Zovegalisib is a PI3Kα mutant-selective inhibitor, targeting the same pathway as Vijoice but designed for improved selectivity that could translate to better tolerability. The 60% response rate in the ReInspire trial compares favorably to Vijoice’s clinical data, though cross-trial comparisons carry inherent limitations. The combination of potentially superior efficacy and improved tolerability—if confirmed in registrational studies—would give zovegalisib a compelling profile in a disease area where patients currently have few options and the existing treatment carries meaningful side-effect burdens.
If zovegalisib demonstrates a cleaner safety profile alongside superior or comparable efficacy in registrational studies, it could become the preferred treatment in a rare disease space where the current standard has significant tolerability limitations. For Relay, which has been building its precision medicine pipeline around its computational drug design platform, the vascular anomalies data is the strongest clinical validation of the company’s approach to date.
AbbVie Locks Rinvoq Generics Out Until 2037
What Happened: AbbVie reached patent settlements delaying the arrival of generic versions of Rinvoq (upadacitinib) until 2037, according to BioPharma Dive, enabling approximately four additional years of exclusivity. BioPharma Dive reported the drug generated approximately $6 billion in 2024 sales.
The Humira Playbook, Applied Again
The settlement follows the strategy AbbVie perfected with Humira, which maintained market exclusivity years beyond its original patent expiration through an extensive patent estate and settlement agreements with would-be biosimilar challengers. The approach is straightforward: build a dense network of patents covering the active molecule, formulation, manufacturing process, and methods of use. When generic or biosimilar challengers file, negotiate settlements that delay their market entry in exchange for a defined date and certainty for both parties.
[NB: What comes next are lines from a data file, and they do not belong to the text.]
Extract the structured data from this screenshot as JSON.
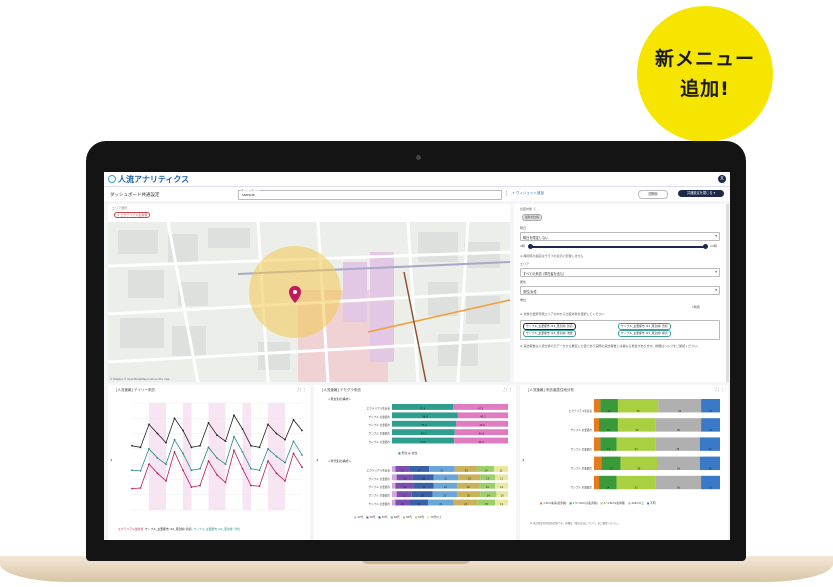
{
  "badge": {
    "line1": "新メニュー",
    "line2": "追加!"
  },
  "app": {
    "name": "人流アナリティクス",
    "close_label": "X"
  },
  "toolbar": {
    "title": "ダッシュボード共通設定",
    "select_label": "ダッシュボード",
    "select_value": "sample",
    "add_label": "+ ウィジェット追加",
    "reset_label": "初期化",
    "apply_label": "共通設定を閉じる ▾"
  },
  "map_panel": {
    "filter_label": "エリア選択",
    "chip": "× エクテリアル生産者",
    "credit": "© Mapbox © OpenStreetMap Improve this map"
  },
  "settings": {
    "row1_label": "比較対象 ⓘ",
    "row1_chip": "最新の比較",
    "period_label": "曜日",
    "period_value": "曜日を限定しない",
    "range_left": "0時",
    "range_right": "24時",
    "note1": "※ 時間帯の指定はグラフの表示に影響しません",
    "area_label": "エリア",
    "area_value": "すべての来訪 (滞在者を含む)",
    "attr_label": "属性",
    "attr_value": "男性/女性",
    "unit_label": "単位",
    "unit_value": "1時間",
    "note2": "※ 対象の選択可能エリアの中から比較対象を選択してください",
    "chips": [
      "サンプル_主要都市 (22_東急線) 新宿",
      "サンプル_主要都市 (22_東急線) 渋谷",
      "サンプル_主要都市 (22_東急線) 池袋",
      "サンプル_主要都市 (22_東急線) 横浜"
    ],
    "note3": "※ 来訪者数は人流分析の元データから推定した値であり実際の来訪者数とは異なる場合があります。詳細はヘルプをご確認ください。"
  },
  "panels": {
    "p1_title": "[人流速報] デイリー来訪",
    "p2_title": "[人流速報] デモグラ来訪",
    "p3_title": "[人流速報] 来訪者居住地分布",
    "p1_legend": [
      "エクテリアル生産者",
      "サンプル_主要都市 (22_東急線) 新宿",
      "サンプル_主要都市 (22_東急線) 渋谷"
    ],
    "p2_section1": "<男女別の構成>",
    "p2_section2": "<年代別の構成>",
    "p2_legend1": [
      "男性",
      "女性"
    ],
    "p2_legend2": [
      "10代",
      "20代",
      "30代",
      "40代",
      "50代",
      "60代",
      "70代以上"
    ],
    "p3_legend": [
      "1.5km未満(徒歩圏)",
      "1.5〜5km(自転車圏)",
      "5〜20km(電車圏)",
      "20km以上",
      "不明"
    ],
    "p3_note": "※ 来訪者居住地は推定値です。詳細は「集計方法について」をご確認ください。"
  },
  "colors": {
    "accent": "#1c5fa8",
    "badge": "#f5e500",
    "dark": "#1b2a4a"
  },
  "chart_data": [
    {
      "type": "line",
      "title": "",
      "ylabel": "",
      "series": [
        {
          "name": "エクテリアル生産者",
          "values": [
            70,
            72,
            150,
            120,
            95,
            190,
            130,
            75,
            80,
            160,
            115,
            90,
            195,
            135,
            80,
            78,
            160,
            120,
            95,
            185,
            140
          ]
        },
        {
          "name": "サンプル_主要都市 (22_東急線) 新宿",
          "values": [
            210,
            205,
            280,
            250,
            220,
            300,
            260,
            205,
            210,
            285,
            245,
            225,
            310,
            265,
            210,
            205,
            280,
            250,
            230,
            295,
            260
          ]
        },
        {
          "name": "サンプル_主要都市 (22_東急線) 渋谷",
          "values": [
            130,
            128,
            200,
            170,
            150,
            230,
            185,
            130,
            135,
            205,
            170,
            150,
            240,
            190,
            135,
            130,
            200,
            175,
            155,
            225,
            180
          ]
        }
      ]
    },
    {
      "type": "bar",
      "title": "<男女別の構成>",
      "categories": [
        "エクテリアル生産者",
        "サンプル 主要都市",
        "サンプル 主要都市",
        "サンプル 主要都市",
        "サンプル 主要都市"
      ],
      "series": [
        {
          "name": "男性",
          "values": [
            52.8,
            56.8,
            55.2,
            54.1,
            53.6
          ]
        },
        {
          "name": "女性",
          "values": [
            47.2,
            43.2,
            44.8,
            45.9,
            46.4
          ]
        }
      ]
    },
    {
      "type": "bar",
      "title": "<年代別の構成>",
      "categories": [
        "エクテリアル生産者",
        "サンプル 主要都市",
        "サンプル 主要都市",
        "サンプル 主要都市",
        "サンプル 主要都市"
      ],
      "series": [
        {
          "name": "10代",
          "values": [
            3,
            4,
            3,
            4,
            3
          ]
        },
        {
          "name": "20代",
          "values": [
            12,
            14,
            16,
            13,
            12
          ]
        },
        {
          "name": "30代",
          "values": [
            17,
            18,
            17,
            18,
            16
          ]
        },
        {
          "name": "40代",
          "values": [
            22,
            21,
            20,
            21,
            22
          ]
        },
        {
          "name": "50代",
          "values": [
            20,
            19,
            19,
            20,
            21
          ]
        },
        {
          "name": "60代",
          "values": [
            14,
            13,
            14,
            14,
            15
          ]
        },
        {
          "name": "70代以上",
          "values": [
            12,
            11,
            11,
            10,
            11
          ]
        }
      ]
    },
    {
      "type": "bar",
      "title": "",
      "categories": [
        "エクテリアル生産者",
        "サンプル 主要都市",
        "サンプル 主要都市",
        "サンプル 主要都市",
        "サンプル 主要都市"
      ],
      "series": [
        {
          "name": "1.5km未満(徒歩圏)",
          "values": [
            5,
            4,
            5,
            6,
            4
          ]
        },
        {
          "name": "1.5〜5km(自転車圏)",
          "values": [
            14,
            15,
            13,
            15,
            14
          ]
        },
        {
          "name": "5〜20km(電車圏)",
          "values": [
            32,
            30,
            31,
            29,
            31
          ]
        },
        {
          "name": "20km以上",
          "values": [
            34,
            36,
            35,
            34,
            36
          ]
        },
        {
          "name": "不明",
          "values": [
            15,
            15,
            16,
            16,
            15
          ]
        }
      ]
    }
  ]
}
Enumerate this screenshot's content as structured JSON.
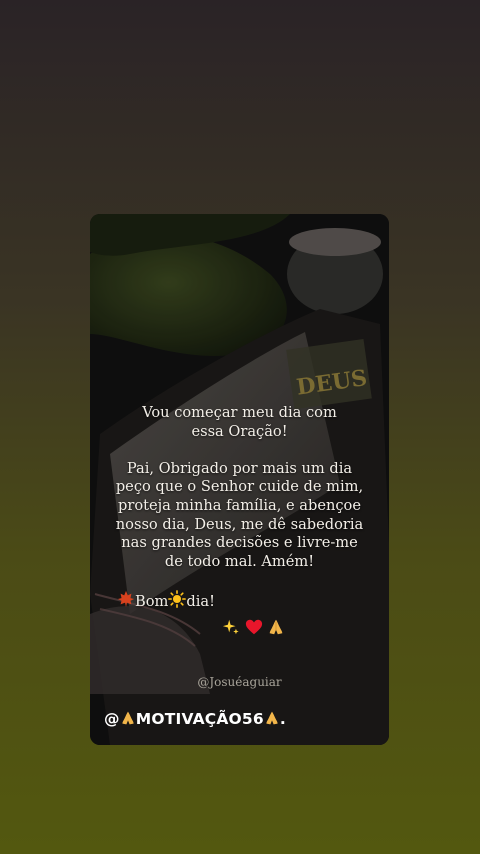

For AbbVie, the Rinvoq settlement is strategically critical. The company is navigating the post-Humira transition through the combined growth of Skyrizi and Rinvoq. AbbVie raised its 2026 outlook on the strength of these two drugs and described itself as having “ample financial capacity” for M&A. Extending Rinvoq’s exclusivity to 2037 significantly reduces the near-term patent cliff risk and gives AbbVie a longer runway to build additional growth drivers through pipeline development and acquisitions—including the $1.45 billion Kestrel KRAS option deal announced in April.
For competitors developing JAK inhibitors or next-generation immunology agents, the 2037 date pushes the competitive window further out and reduces the urgency of developing Rinvoq alternatives for market share capture.
Strategic Themes
1. The FDA Is Approaching a Governance Crisis That Affects Every Company in the Industry
Five CDER heads in one year. Fewer than half of senior leaders remaining from six months ago. Acting appointees in every critical position. The scale of leadership disruption at the FDA is without modern precedent. Capital Alpha’s characterization—”the most damaging period in FDA history”—reflects the view from Washington policy analysts who advise institutional investors. For pharmaceutical companies, the risk is not that the FDA stops working entirely. Career staff continue processing applications. The risk is that the pace slows, that contentious decisions get deferred, and that the regulatory predictability the industry depends on erodes incrementally as each acting leader brings a shorter time horizon and less institutional authority than a permanent appointee would.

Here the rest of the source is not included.